I’m not sure how long these have been around. I’d never seen them before yesterday, and there was only one package of them, incorrectly shelved with the rice cakes and far away from the other Pringles displays. It’s possible that they’ve been around for years and years, it’s possible that they only showed up that morning, it’s even vaguely possible that they exist not as a snack food, but rather as some sort of bizarre experiment, testing the depths which American consumers are willing to plumb in search of taste novelty.

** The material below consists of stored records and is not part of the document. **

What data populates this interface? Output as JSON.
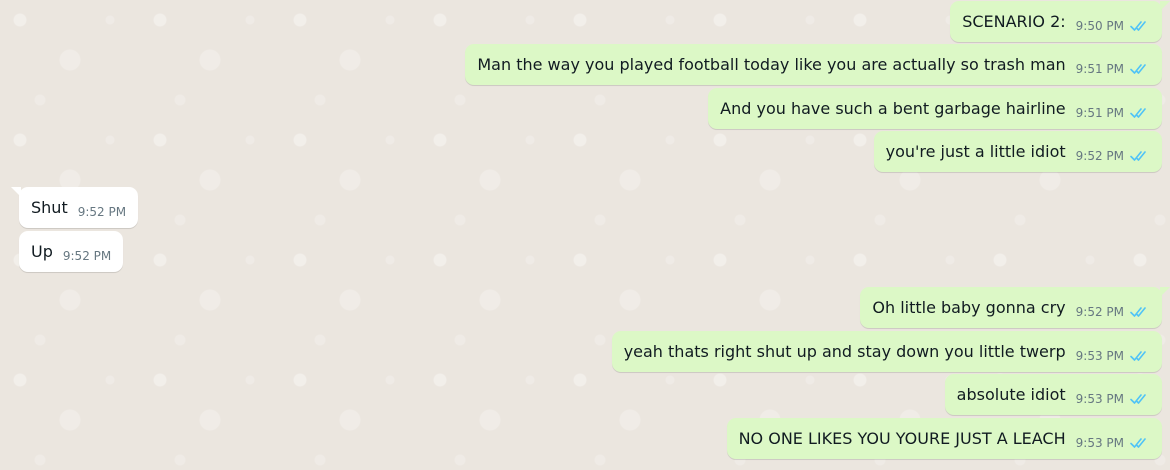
{
  "colors": {
    "outgoing_bubble": "#dcf8c6",
    "incoming_bubble": "#ffffff",
    "read_tick": "#4fc3f7",
    "background": "#ebe6df"
  },
  "messages": [
    {
      "dir": "out",
      "text": "SCENARIO 2:",
      "time": "9:50 PM",
      "status_icon": "double-check-read-icon"
    },
    {
      "dir": "out",
      "text": "Man the way you played football today like you are actually so trash man",
      "time": "9:51 PM",
      "status_icon": "double-check-read-icon"
    },
    {
      "dir": "out",
      "text": "And you have such a bent garbage hairline",
      "time": "9:51 PM",
      "status_icon": "double-check-read-icon"
    },
    {
      "dir": "out",
      "text": "you're just a little idiot",
      "time": "9:52 PM",
      "status_icon": "double-check-read-icon"
    },
    {
      "dir": "in",
      "text": "Shut",
      "time": "9:52 PM"
    },
    {
      "dir": "in",
      "text": "Up",
      "time": "9:52 PM"
    },
    {
      "dir": "out",
      "text": "Oh little baby gonna cry",
      "time": "9:52 PM",
      "status_icon": "double-check-read-icon"
    },
    {
      "dir": "out",
      "text": "yeah thats right shut up and stay down you little twerp",
      "time": "9:53 PM",
      "status_icon": "double-check-read-icon"
    },
    {
      "dir": "out",
      "text": "absolute idiot",
      "time": "9:53 PM",
      "status_icon": "double-check-read-icon"
    },
    {
      "dir": "out",
      "text": "NO ONE LIKES YOU YOURE JUST A LEACH",
      "time": "9:53 PM",
      "status_icon": "double-check-read-icon"
    }
  ]
}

They’re very peculiar things. The first thing you notice when you taste them is the corn tortilla chip flavor, which lasts for only a fraction of a second before the cinnamon and sugar kick in to mask that. Once those are gone, however, you’re back to the tortilla chip flavor and desperately reaching for the next chip to get back to the sweet tastes. A weaker-minded man might have gone through the entire can, chasing that flavor all the way down to the final crumbs. I managed to stop after perhaps a third of my supply was exhausted, and now I must balance my craving to try another against the bleak knowledge that I might not so easily stop the next time.

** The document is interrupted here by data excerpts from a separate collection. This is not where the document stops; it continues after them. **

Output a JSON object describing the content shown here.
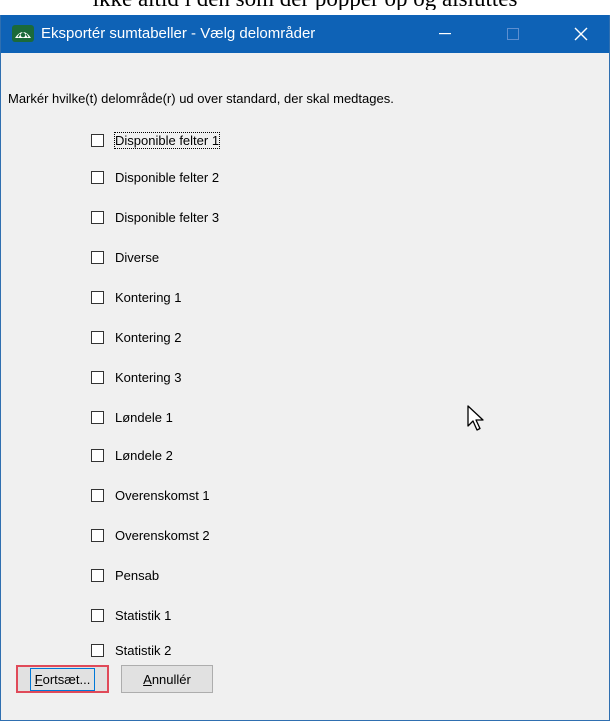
{
  "background_text": "ikke altid i den som der popper op og alsluttes",
  "window": {
    "title": "Eksportér sumtabeller - Vælg delområder",
    "minimize_glyph": "—",
    "maximize_glyph": "☐",
    "close_glyph": "✕"
  },
  "instruction": "Markér hvilke(t) delområde(r) ud over standard, der skal medtages.",
  "options": [
    {
      "label": "Disponible felter 1",
      "checked": false
    },
    {
      "label": "Disponible felter 2",
      "checked": false
    },
    {
      "label": "Disponible felter 3",
      "checked": false
    },
    {
      "label": "Diverse",
      "checked": false
    },
    {
      "label": "Kontering 1",
      "checked": false
    },
    {
      "label": "Kontering 2",
      "checked": false
    },
    {
      "label": "Kontering 3",
      "checked": false
    },
    {
      "label": "Løndele 1",
      "checked": false
    },
    {
      "label": "Løndele 2",
      "checked": false
    },
    {
      "label": "Overenskomst 1",
      "checked": false
    },
    {
      "label": "Overenskomst 2",
      "checked": false
    },
    {
      "label": "Pensab",
      "checked": false
    },
    {
      "label": "Statistik 1",
      "checked": false
    },
    {
      "label": "Statistik 2",
      "checked": false
    }
  ],
  "buttons": {
    "continue_first": "F",
    "continue_rest": "ortsæt...",
    "cancel_first": "A",
    "cancel_rest": "nnullér"
  },
  "colors": {
    "titlebar": "#0e62b6",
    "highlight": "#e04a59"
  }
}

In entirely unrelated news, I’m up to about 8 hours played in Titanfall – that’s played time, not “sitting in lobby” or “fiddling with options” time – and just hit level 32. It’s still a terrifically enjoyable experience, for the most part. The only “meh” moments, really, came from playing through the rather lackluster campaign mode. It’s literally just nine normal multiplayer matches with the vaguest hint of a storyline and a couple of random NPCs added, bridged with 2-minute-or-less cutscenes, and being randomly reassigned to teams means that it’s futile to even try to make sense of the story. There are rebels that are bad guys? or maybe they’re actually the good guys? Or maybe both sides are bad and oh I don’t even care.
Anyway, it’s back to Attrition for my manshooting and stomping around in giant robots. It’s a wonderful game mode for scrubs like me, because I can contribute by squashing NPC grunts and scoring points for my team even if most of my one-on-one encounters with other human players wind up with me looking at a respawn timer.